Clozapine adalah suatu antipsikotik yang efektif tetapi berbeda dengan semua
obat karena memiliki aktivitas pada reseptor D2 yang kecil. Obat-obat ini
dinamakan sebagai neuroleptik dan transkuiliser mayor. Istilah neuroleptik
menekankan efek neurologis dan motorik dari sebagian besar obat. 1,3
2.2 Jenis-Jenis Antipsikotik
2.2.1 ANTIPSIKOTIK GENERASI PERTAMA (APG I)
Obat antipsikotik yang ada di pasaran saat ini, dapat di kelompokkan
dalam dua kelompok besar yaitu antipsikotik generasi pertama (APG I) dan
antipsikotik generasi kedua (APG II). Antipsikotik generasi pertama mempunyai
cara kerja dengan memblok reseptor D2 khususnya di mesolimbik dopamine
pathways, oleh karena itu sering disebut juga dengan Antagonist Reseptor
Dopamin (ARD) atau antipsikotik konvensional atau tipikal.1
Mekanisme kerja : Kerja dari APG I menurunkan hiperaktivitas dopamin
di jalur mesolimbik sehingga menyebabkan gejala positif menurun tetapi ternyata
APG I tidak hanya memblok reseptor D2 di mesolimbik tetapi juga memblok
reseptor D2 di tempat lain seperti di jalur mesokortikal, nigrostriatal, dan
tuberoinfundibular. Apabila APG I memblok reseptor D2 di jalur mesokortikal
dapat memperberat gejala negatif dan kognitif disebabkan penurunan dopamin di
jalur tersebut. blokade reseptor D2 di nigrostriatal secara kronik dengan
2
menggunakan APG I menyebabkan gangguan pergerakan hiperkinetik (tardive
dyskinesia). Blokade reseptor D2 di tuberoinfundibular menyebabkan peningkatan
kadar prolaktin sehingga dapat menyebabkan disfungsi seksual dan peningkatan
berat badan.1
APG I mempunyai peranan yang cepat dalam menurunkan gejala positif
seperti halusinasi dan waham, tetapi juga menyebabkan kekambuhan setelah
penghentian pemberian APG I.1
Kerugian pemberian APG I: 1
1. Mudah terjadi EPS dan tardive dyskinesia
2. Memperburuk gejala negatif dan kognitif
3. Peningkatan kadar prolaktin
Keuntungan pemberian APG I adalah jarang menyebabkan terjadinya Sindrom
Neuroleptik Malignant (SNM) dan cepat menurunkan gejala negatif.1
APG I dapat dibagi berdasarkan potensi dan rumus kimia. Pembagian
berdasarkan potensi adalah potensi tinggi, sedang, dan rendah. Sedangkan
pembagian berdasarkan rumus kimia adalah phenotiazine dan non-phenotiazine.

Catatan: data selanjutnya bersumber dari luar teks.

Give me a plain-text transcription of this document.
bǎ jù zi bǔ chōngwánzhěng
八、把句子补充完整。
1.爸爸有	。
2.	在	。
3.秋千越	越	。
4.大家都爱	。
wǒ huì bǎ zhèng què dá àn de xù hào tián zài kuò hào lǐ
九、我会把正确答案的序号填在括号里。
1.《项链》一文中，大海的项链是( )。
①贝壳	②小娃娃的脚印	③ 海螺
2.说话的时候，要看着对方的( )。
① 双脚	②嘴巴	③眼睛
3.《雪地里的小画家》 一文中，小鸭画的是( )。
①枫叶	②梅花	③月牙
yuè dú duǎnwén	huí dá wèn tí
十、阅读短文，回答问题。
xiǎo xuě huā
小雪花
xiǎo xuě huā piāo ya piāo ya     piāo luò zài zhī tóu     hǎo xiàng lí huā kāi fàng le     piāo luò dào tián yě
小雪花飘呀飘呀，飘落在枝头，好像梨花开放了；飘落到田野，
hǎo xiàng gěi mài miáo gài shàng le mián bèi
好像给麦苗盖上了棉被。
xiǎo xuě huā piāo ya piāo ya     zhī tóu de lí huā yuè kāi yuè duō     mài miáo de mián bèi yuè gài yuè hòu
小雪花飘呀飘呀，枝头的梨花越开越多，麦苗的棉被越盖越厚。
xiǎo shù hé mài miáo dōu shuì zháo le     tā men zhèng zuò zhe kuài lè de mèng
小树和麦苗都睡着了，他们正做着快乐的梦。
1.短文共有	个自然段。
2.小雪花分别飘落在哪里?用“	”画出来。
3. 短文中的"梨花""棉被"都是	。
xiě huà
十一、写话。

Pembagian APG I bedasarkan rumus kimia:1,3,4,6
1. Phenotiazine
Rantai Aliphatic: Clorpromazine
Rantai Piperazine: Perphenazine, Trifluoperazine, Fluphenazine.
Rantai Piperidine: Thioridazine
2. Butyrophenoone: Haloperidol
3. Diphenyl-butyl-piperidine: Pimozide
3
2.2.1.1 CLORPROMAZINE (Largactil, Promactil, Cepezet) 3,4,5,7
Clorpromazine (CPZ) adalah 2-klor-N-(dimetil-aminopropil)-fenotiazin.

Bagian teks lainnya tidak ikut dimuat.